Zhang had his soldiers pillage the city of its wealth, and the poor also took the opportunity to join in the pillaging of the rich households. Many of the rich died in the disturbance. This lasted for two days, and it was said that the city was effectively stripped of its wealth, while the treasures piled up like a hill in Zhang's headquarters. Believing that he has carried out a great contribution for Emperor Taizong, he paid no careful heed to his actions, spending days and nights in drinking and entertainment. Whenever he ventured out of his headquarters, he was accompanied by several hundred cavalry soldiers bearing the banner of, "Faithfulness to the Lord." He executed many people, often by cutting them in halves at the waist. Bearing a grudge against the official Gao Xun (高勳), he went to Gao's mansion and killed Gao's uncle(s) and younger brother(s). Li Tao, believing that he could not escape death if he tried to flee, instead decided to go see him, submitting a note stating, "Li Tao, a man who had petitioned for the death of the Taiwei [(太尉, an honorary title that Zhang carried)], comes to now to seek his death." Zhang met him happily, stating, "Are you fearful now, Sheren [(as Li Tao was then Zhongshu Sheren (中書舍人))]?" Li Tao responded, "Li Tao's fear today is the same as the fear that Your Excellency had back then. If Emperor Gaozu [(i.e., Shi Jingtang)] had accepted my words, how would this have happened?" Zhang laughed, and after drinking with Li Tao, released him.

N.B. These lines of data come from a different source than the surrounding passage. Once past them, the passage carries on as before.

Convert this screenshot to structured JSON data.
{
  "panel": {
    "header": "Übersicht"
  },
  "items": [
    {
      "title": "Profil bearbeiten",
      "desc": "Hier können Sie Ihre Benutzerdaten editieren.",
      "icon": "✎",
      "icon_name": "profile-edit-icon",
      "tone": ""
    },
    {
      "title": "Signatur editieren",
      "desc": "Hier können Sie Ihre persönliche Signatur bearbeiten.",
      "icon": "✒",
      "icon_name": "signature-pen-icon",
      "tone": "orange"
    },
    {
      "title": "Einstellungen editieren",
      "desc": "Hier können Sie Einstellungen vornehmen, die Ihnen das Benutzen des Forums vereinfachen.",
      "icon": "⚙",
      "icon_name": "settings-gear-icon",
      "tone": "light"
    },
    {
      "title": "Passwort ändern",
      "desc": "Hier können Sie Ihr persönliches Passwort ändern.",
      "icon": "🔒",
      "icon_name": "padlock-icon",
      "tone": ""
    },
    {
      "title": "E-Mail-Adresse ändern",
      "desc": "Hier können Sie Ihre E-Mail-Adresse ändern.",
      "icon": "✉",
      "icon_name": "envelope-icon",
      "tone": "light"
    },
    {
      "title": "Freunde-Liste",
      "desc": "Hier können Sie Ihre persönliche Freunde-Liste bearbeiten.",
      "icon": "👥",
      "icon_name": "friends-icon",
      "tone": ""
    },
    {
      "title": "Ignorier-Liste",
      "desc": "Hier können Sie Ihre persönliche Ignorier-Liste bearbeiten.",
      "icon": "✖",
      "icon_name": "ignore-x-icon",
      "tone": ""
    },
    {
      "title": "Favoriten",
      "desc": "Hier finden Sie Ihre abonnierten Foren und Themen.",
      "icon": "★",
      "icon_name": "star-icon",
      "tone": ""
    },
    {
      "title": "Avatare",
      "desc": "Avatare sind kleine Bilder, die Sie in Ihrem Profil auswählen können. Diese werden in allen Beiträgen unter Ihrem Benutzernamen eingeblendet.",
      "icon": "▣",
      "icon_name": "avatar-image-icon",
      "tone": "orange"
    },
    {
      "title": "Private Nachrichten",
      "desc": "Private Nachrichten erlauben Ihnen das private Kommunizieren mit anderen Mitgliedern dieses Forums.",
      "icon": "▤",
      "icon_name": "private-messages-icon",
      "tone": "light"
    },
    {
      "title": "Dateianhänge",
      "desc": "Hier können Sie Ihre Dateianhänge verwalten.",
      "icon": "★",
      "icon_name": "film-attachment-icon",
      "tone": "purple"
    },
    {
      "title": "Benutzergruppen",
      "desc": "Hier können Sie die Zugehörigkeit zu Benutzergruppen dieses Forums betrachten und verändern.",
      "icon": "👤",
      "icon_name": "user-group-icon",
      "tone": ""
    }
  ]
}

Zhang then forced Shi Chonggui and his family to move out of the palace to temporary living quarters at the Kaifeng Municipal Government offices and surrender all their treasure. Some of the treasures were presented to Emperor Taizong, while Zhang kept the rest himself. He also seized the mother of Shi Chonggui's adoptive son (probably a grandson of Shi Jingtang's) Shi Yanxu (石延煦), Lady Ding the Lady of Chu, apparently to be his concubine.

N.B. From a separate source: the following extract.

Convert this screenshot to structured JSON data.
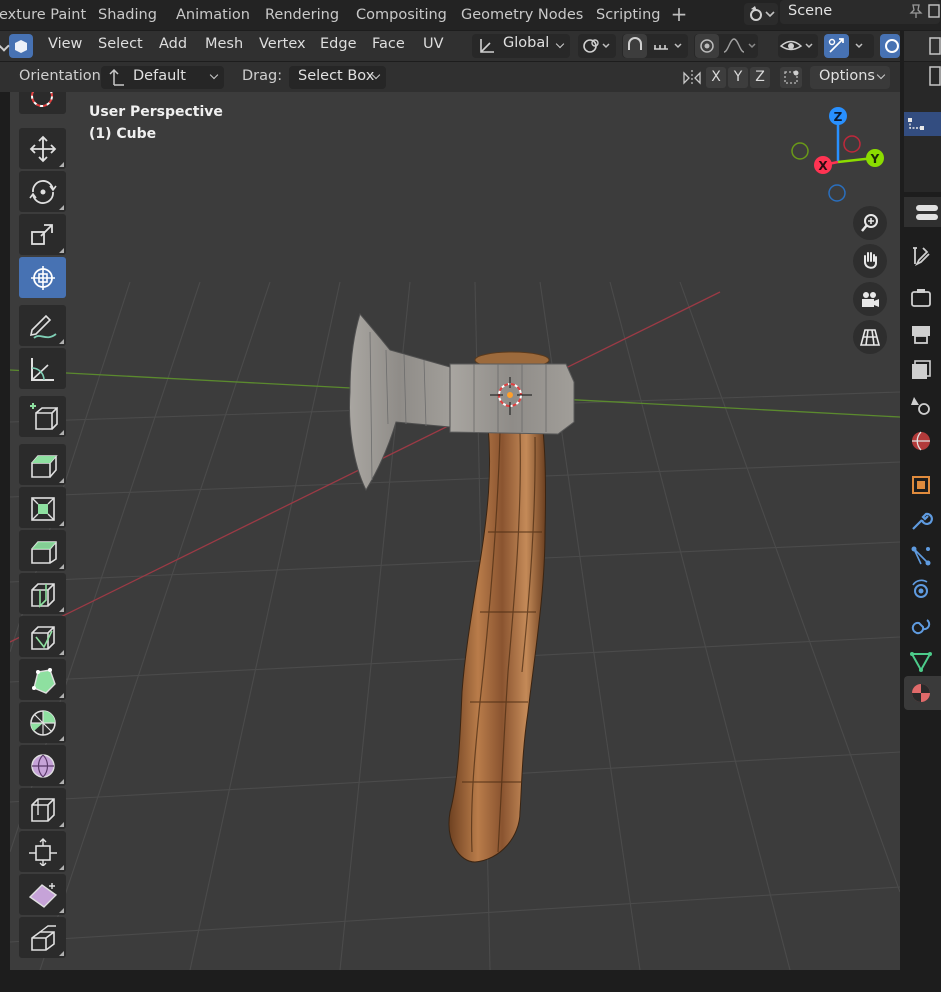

Emperor Taizong shortly after arrived at Daliang and took control of the city. Gao Xun (who was apparently in the group of Later Jin officials who accompanied Emperor Taizong) found out about his family members' deaths, and complained about it to Emperor Taizong. Emperor Taizong was also angry that Zhang had pillaged the city, so he ordered Zhang and the interpreter Fu Zhu'er (傅住兒), who had accompanied Zhang to Daliang, arrested and locked in chains. Emperor Taizong presented a list of the charges against Zhang to the officials, asking them, "Does this call for death?" They all stated in the affirmative, and at that time, the general populace also submitted many petitions accusing Zhang of crimes. Emperor Taizong thus ordered Zhang and Fu put to death by beheading, with Gao overseeing the execution. As Zhang and Fu were taken to the northern market, where they would be executed publicly, the descendants of the officials that Zhang had killed stood by on the way in mourning clothes, crying, cursing at him, and hitting him with staffs. When they reached the execution field, Gao had Zhang removed from the shackles not by removing the shackles but by cutting off his hands at the wrist. After he was beheaded, his heart was cut out of his body to be sacrificed to those whom he had killed. The people rushed in to break his skull open and to eat his flesh.

== Notes and references ==

- Old History of the Five Dynasties, vol. 98.
- New History of the Five Dynasties, vol. 52.
- Zizhi Tongjian, vols. 282, 283, 284, 285, 286.